[Date Prev][Date Next][Thread Prev][Thread Next][Date Index][Thread Index]
Re: uniq for unsorted input
From: |
Bruno Haible |
Subject: |
Re: uniq for unsorted input |
Date: |
Wed, 27 Mar 2024 00:25:50 +0100 |
Pádraig Brady wrote:
> A documentation patch would be very useful.
> If you search for "Decorate Sort Undecorate" in coreutils.texi
> you can see an existing example of this DSU pattern.
> I would also mention DSU if adding another example.
OK, I'll provide doc input for this (post 9.5).
> Re adding new --keep-unsorted options I'm a bit reluctant
> as the scalability is not improved by bringing within the command.

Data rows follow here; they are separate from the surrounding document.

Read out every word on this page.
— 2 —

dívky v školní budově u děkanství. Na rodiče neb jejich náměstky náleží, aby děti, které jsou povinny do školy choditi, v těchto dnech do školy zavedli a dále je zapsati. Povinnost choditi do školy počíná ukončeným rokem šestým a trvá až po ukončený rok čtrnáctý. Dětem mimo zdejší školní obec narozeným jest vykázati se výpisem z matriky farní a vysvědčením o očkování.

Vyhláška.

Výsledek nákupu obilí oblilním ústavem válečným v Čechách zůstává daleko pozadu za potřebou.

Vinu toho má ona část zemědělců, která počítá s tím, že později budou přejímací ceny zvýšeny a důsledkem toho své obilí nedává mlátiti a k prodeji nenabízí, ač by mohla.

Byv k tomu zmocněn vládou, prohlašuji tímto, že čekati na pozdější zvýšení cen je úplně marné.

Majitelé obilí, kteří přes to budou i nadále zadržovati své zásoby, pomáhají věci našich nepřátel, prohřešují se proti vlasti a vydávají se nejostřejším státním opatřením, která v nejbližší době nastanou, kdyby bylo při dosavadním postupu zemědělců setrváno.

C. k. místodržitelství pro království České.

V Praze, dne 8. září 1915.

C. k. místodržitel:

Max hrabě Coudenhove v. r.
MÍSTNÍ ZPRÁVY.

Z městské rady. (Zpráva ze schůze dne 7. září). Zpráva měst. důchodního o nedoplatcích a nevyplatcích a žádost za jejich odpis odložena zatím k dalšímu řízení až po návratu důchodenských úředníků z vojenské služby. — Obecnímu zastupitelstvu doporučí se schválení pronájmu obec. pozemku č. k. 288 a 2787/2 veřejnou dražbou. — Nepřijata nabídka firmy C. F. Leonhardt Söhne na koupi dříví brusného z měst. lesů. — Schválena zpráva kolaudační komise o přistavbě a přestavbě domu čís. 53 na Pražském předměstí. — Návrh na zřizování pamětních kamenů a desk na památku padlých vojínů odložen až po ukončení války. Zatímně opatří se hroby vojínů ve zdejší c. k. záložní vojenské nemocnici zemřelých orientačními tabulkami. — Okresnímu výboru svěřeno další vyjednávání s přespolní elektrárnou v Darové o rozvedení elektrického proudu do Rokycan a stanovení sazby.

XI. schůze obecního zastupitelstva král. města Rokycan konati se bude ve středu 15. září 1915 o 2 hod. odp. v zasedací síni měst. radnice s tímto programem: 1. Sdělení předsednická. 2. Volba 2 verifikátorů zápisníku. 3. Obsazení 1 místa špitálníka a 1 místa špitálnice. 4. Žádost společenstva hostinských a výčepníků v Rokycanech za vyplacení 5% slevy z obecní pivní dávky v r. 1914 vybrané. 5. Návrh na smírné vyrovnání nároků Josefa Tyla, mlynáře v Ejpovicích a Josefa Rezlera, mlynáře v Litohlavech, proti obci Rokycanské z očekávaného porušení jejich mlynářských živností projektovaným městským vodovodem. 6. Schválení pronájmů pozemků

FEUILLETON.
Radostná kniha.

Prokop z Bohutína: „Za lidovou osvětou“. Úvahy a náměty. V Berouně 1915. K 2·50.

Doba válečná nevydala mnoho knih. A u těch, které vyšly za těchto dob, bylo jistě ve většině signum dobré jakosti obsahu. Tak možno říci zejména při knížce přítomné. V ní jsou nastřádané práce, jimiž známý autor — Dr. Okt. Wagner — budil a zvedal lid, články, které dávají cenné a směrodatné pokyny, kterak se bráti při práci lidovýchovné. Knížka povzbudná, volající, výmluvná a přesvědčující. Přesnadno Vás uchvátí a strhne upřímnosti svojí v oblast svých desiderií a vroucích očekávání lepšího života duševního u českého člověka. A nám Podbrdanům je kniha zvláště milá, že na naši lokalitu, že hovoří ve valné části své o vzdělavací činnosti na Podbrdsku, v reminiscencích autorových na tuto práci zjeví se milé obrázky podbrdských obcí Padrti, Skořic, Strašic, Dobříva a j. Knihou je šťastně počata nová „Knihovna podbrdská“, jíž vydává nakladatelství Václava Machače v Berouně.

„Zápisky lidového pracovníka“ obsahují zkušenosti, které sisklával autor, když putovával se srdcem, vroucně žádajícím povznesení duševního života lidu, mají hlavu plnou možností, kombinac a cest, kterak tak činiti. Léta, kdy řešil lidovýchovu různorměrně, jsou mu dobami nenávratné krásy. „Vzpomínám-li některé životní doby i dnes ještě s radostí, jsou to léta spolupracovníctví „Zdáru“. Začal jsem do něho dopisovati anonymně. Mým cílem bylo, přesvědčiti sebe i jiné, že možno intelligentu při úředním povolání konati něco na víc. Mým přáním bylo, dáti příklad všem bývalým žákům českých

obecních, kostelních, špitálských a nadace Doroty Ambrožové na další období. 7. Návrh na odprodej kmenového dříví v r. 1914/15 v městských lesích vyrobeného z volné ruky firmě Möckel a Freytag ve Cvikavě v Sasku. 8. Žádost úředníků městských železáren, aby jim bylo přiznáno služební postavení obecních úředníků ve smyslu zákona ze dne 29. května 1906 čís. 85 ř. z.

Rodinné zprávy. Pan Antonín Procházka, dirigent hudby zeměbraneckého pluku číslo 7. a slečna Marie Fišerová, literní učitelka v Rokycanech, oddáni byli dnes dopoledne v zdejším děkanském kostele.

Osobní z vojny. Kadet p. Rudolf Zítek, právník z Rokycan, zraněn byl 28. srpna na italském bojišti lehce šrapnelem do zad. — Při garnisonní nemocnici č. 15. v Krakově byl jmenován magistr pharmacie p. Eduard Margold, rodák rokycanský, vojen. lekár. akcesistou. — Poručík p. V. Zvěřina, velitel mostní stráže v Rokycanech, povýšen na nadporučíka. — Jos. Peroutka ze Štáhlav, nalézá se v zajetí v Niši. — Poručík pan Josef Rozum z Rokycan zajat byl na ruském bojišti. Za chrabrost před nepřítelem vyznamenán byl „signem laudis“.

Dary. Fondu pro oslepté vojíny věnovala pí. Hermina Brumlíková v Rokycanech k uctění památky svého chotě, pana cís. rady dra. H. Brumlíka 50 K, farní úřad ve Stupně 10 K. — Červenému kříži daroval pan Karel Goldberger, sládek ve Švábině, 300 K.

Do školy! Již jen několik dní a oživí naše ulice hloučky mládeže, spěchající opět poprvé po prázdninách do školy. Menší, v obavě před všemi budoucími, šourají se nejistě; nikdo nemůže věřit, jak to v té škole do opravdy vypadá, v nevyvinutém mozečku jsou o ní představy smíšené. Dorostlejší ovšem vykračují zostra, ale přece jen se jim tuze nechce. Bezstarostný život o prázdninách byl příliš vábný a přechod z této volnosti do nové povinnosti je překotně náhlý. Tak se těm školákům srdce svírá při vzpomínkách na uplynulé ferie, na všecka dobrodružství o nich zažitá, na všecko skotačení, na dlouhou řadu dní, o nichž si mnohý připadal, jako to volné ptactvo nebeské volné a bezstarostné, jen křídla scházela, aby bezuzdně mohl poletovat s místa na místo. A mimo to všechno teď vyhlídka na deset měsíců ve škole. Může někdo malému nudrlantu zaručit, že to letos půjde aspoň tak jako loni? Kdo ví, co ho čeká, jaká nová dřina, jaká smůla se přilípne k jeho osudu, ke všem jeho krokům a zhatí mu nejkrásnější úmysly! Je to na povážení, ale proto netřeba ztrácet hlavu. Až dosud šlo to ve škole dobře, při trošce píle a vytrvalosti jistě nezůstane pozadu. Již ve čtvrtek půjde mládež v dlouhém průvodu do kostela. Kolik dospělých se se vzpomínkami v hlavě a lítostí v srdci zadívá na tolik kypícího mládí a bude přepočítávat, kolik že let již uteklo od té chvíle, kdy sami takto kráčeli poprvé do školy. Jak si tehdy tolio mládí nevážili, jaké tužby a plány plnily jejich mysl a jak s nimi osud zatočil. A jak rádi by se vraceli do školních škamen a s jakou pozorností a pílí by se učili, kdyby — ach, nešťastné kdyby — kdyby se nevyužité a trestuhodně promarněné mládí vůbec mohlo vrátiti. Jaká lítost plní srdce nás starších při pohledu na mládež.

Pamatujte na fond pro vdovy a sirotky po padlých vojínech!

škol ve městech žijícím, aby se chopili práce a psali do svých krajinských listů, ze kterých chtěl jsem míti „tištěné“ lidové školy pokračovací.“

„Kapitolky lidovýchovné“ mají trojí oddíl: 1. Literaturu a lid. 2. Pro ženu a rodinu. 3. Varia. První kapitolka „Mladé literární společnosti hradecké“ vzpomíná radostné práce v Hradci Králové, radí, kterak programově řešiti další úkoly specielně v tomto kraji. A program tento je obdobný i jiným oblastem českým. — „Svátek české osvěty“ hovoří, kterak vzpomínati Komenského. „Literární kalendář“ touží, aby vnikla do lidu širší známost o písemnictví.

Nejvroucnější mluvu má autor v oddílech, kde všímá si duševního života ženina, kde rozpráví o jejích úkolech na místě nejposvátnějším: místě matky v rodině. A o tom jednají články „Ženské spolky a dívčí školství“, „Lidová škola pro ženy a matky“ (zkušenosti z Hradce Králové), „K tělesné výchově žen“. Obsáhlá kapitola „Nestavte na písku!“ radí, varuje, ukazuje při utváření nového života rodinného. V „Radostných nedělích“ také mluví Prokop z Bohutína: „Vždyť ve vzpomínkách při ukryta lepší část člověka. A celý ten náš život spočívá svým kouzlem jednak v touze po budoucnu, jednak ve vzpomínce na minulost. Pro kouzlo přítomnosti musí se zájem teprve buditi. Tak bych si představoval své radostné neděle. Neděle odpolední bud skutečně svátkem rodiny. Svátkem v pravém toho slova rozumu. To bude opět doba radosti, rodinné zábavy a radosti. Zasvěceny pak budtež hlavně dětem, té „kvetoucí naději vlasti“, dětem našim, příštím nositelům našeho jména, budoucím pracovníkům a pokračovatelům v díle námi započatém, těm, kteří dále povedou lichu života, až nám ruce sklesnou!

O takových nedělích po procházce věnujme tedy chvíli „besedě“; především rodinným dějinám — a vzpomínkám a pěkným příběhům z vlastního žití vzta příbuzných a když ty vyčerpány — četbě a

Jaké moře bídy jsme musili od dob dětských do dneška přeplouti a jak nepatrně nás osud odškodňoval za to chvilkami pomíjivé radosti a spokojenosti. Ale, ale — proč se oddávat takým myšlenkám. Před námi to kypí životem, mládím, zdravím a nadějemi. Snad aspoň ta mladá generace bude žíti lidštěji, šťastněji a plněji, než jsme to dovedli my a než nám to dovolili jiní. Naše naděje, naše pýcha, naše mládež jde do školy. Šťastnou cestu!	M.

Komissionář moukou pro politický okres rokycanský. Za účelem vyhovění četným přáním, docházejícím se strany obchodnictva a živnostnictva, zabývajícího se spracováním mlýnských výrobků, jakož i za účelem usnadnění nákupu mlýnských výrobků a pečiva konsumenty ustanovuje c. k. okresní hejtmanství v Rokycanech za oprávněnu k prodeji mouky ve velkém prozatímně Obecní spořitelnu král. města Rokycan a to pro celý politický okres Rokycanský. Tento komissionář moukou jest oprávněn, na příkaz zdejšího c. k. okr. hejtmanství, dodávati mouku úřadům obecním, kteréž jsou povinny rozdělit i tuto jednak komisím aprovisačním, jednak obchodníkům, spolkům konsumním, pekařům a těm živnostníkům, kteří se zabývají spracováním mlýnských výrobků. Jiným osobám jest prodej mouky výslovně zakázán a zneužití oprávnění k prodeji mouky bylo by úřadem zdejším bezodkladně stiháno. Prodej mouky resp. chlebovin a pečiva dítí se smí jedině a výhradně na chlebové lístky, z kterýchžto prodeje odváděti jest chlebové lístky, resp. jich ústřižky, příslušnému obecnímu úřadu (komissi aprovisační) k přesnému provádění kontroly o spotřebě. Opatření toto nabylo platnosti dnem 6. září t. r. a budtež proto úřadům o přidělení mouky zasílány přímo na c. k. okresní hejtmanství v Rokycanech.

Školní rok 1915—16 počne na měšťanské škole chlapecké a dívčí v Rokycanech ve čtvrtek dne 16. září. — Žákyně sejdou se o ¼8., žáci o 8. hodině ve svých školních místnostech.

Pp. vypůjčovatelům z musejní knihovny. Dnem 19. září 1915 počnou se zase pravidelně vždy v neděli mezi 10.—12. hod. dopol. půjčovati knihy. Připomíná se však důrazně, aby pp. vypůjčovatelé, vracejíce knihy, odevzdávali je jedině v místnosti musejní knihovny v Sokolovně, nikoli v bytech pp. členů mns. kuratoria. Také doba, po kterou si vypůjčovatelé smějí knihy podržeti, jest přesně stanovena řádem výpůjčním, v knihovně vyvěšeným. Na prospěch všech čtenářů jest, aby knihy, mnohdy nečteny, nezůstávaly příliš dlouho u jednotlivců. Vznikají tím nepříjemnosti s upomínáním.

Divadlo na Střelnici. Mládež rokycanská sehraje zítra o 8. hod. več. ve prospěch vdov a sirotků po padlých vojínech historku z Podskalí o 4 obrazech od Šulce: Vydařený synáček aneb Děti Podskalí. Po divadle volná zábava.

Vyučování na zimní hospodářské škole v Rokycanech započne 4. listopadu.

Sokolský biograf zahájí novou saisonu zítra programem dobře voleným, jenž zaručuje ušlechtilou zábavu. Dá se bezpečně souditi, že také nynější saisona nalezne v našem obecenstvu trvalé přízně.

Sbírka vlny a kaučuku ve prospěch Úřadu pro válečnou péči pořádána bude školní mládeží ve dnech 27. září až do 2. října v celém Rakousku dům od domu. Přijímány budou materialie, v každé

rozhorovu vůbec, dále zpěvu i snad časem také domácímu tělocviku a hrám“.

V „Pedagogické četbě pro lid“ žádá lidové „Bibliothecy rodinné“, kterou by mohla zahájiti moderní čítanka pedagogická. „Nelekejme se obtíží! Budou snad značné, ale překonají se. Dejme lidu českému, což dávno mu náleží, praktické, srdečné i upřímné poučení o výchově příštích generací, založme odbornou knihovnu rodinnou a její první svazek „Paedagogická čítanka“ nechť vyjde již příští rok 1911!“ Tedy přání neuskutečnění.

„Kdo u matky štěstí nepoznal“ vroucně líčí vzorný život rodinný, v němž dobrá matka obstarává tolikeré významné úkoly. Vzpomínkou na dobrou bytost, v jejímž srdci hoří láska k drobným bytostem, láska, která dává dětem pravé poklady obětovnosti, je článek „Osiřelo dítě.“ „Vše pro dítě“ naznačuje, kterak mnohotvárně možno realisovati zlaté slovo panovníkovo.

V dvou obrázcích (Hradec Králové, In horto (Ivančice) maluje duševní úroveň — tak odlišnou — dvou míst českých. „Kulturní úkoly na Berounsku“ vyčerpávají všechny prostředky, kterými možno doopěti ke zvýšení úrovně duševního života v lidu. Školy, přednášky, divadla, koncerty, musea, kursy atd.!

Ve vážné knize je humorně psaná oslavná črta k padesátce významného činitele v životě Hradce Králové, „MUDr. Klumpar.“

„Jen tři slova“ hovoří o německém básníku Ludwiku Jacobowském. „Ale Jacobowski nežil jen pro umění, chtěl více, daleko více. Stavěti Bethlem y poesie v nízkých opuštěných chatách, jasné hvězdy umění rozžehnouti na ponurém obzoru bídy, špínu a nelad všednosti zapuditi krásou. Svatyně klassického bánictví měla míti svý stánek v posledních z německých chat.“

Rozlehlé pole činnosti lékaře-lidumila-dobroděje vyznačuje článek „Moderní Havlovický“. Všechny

The advantage of having this functionality in a coreutils
C program (as opposed to some shell script) is that it can
be optimized for both ends of the scalability spectrum:
- An all-in-memory implementation, like the existing 'uniq',
for inputs that easily fit in RAM (similar criteria as 'sort'
uses, based on physmem()).
- A scalable implementation, that does 3 or 4 fork+exec but
is O(N log N), for bigger inputs.
Since I don't see 'uniq' options that could not be supported with
--keep-unsorted[-first] or --keep-unsorted-last, it would make
sense to extend the 'uniq' program, rather than to create another
program.
Bruno